Medpundit’s got a good post on the marketing of Lipitor. It stands alone so I won’t quote anything here, except to re-post the comment that I left there:
Interesting post. Thanks for the analysis. It mirrors what I had suspected recently with regards to the “80mg Lipitor” reduces the risk of stroke. Emphasis on the 80mg part.
AstraZeneca did something similar with their marketing of Nexium, btw. You’ll recall that Prilosec is typically prescribed as 20mg QD. Nexium is most common as 40mg QD. A drug rep (no longer with AZ) told me that they compared the two together — only Nexium was at 40mg and Prilosec was at 20mg. Naturally that part wasn’t emphasized, and a lot of doctors were snowed by it. Hence Nexium’s evergreened, un-deserved, excessively-costly popularity.
In the case of Lipitor, I think marketing will only work for so long. It’s in the government’s interest to conduct head-to-head studies comparing the generic statins to Lipitor because it can save them money. It’s only a matter of time before this is done — and I think the results are not going to be in Pfizer’s favor, which is why I think Lipitor will largely be irrelevant by the time it loses protection in 2010.
And another comment I left on PharmaGossip about a week or so ago:
It seems likely, to me, that this study was conducted with an eye toward generic competition in the form of simvastatin. Pfizer knew Merck was their largest competitor in the statin market, and conducted this study in the hopes of finding this correlation at around this time.
In the last month, I’ve seen Express Scripts (one of the largest pharmacy PBMs) move toward making Lipitor available only with a Prior Authorization where before it was the preferred statin of choice. Several other PBMs have done the same thing.
The only exception in the case of Express? 80mg Lipitor. I think that’s why Pfizer is emphasizing the “80mg” part as much as the “Lipitor” part: the strength is just as significant (for them) as the drug itself.
My experience is anecdotal in this case — and should be taken as such — but there it is nonetheless.
I should add an addendum that I have since seen Express Scripts cover lower doses of Lipitor, and that different plans probably have different formularies. (Or doctors simply bothered to call in a PA before the patient filled the script which is equally possible.)
[tags]Medicine, pharmacy, marketing, Pfizer, Lipitor, cholesterol, statins[/tags]
3 thoughts on “Lipitor: better than the rest of the statins? Not so fast.”
I do wish regulatory authorities would require head to head studies, against current standards of care and not just accept studies against placebo. Speaking to some Australian pharmacists I think this is required down under, the result being that they only have a few ACE inhibitors on the market as compared to the 10 or more available in the UK.
I take it that QD is an abbreviation fir once daily? In the UK od is once daily and QDS or QID is four times daily.
QD = Quaque Die (daily)
OD = oculus dexter (Latin for right eye)
QID = quater in die (4x/day)
TID = ter in die (3x/day)
q by itself means every.
So for instance, on a prescription:
2 gtts od q4 x7d
would translate to “Instill 2 drops into right eye every 4 hours for 7 days”

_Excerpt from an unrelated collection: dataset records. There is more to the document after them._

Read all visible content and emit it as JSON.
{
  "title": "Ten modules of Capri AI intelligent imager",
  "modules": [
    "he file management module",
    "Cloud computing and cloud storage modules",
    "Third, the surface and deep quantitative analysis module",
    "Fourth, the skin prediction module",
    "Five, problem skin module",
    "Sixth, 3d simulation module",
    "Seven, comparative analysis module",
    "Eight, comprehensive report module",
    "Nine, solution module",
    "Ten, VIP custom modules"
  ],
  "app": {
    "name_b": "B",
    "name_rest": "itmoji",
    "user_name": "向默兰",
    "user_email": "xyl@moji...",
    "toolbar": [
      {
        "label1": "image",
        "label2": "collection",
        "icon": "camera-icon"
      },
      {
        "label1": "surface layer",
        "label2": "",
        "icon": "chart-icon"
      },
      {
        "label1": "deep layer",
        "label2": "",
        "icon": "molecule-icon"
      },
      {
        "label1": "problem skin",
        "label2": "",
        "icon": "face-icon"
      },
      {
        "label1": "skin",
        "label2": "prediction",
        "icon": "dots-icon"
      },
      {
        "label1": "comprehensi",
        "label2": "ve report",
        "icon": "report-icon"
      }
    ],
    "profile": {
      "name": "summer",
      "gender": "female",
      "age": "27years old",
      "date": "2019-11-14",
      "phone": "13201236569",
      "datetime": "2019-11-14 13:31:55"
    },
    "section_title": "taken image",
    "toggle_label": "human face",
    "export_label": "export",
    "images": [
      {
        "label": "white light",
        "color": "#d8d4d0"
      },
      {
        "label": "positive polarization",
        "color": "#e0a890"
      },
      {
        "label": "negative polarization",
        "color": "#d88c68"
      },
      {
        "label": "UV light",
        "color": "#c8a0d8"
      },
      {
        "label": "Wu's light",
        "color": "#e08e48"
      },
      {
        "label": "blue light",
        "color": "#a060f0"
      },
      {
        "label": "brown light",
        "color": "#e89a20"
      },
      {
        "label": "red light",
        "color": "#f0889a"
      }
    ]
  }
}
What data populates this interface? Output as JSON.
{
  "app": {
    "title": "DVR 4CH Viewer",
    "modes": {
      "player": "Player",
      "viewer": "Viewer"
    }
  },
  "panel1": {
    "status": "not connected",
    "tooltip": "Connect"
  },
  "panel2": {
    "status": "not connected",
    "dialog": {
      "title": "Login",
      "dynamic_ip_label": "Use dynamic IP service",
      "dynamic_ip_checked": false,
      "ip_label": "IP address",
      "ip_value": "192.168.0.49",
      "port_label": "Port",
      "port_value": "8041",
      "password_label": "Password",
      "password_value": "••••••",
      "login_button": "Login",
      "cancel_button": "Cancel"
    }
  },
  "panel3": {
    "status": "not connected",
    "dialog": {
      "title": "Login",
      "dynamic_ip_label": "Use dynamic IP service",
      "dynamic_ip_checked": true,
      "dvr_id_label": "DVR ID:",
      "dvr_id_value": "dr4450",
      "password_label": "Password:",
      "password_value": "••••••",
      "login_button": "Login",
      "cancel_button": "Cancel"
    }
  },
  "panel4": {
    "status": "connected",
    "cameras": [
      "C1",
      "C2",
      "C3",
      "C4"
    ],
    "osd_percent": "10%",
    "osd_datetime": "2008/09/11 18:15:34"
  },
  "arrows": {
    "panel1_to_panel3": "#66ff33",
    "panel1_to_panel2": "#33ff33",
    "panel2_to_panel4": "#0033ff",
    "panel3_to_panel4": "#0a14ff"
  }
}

AFAIK, pharmacy abbreviations are the same in the UK, but I could be wrong.
And I agree with you on the head-to-head studies. Because big pharmaceutical companies are the ones that typically fund clinical studies, they have no incentive to do this because it could jeopardize a product’s saleability. The result is “me-too” drugs — which only makes sense from a business standpoint — and formularies with preferred drugs.
I don’t know how the Aussie system works (are you all socialized down there?), but up here limiting drug approvals would never fly because of our free-wheeling system. It would be nice to have an index of sorts to see how well one drug compares to another of the same class. But again, that will never happen.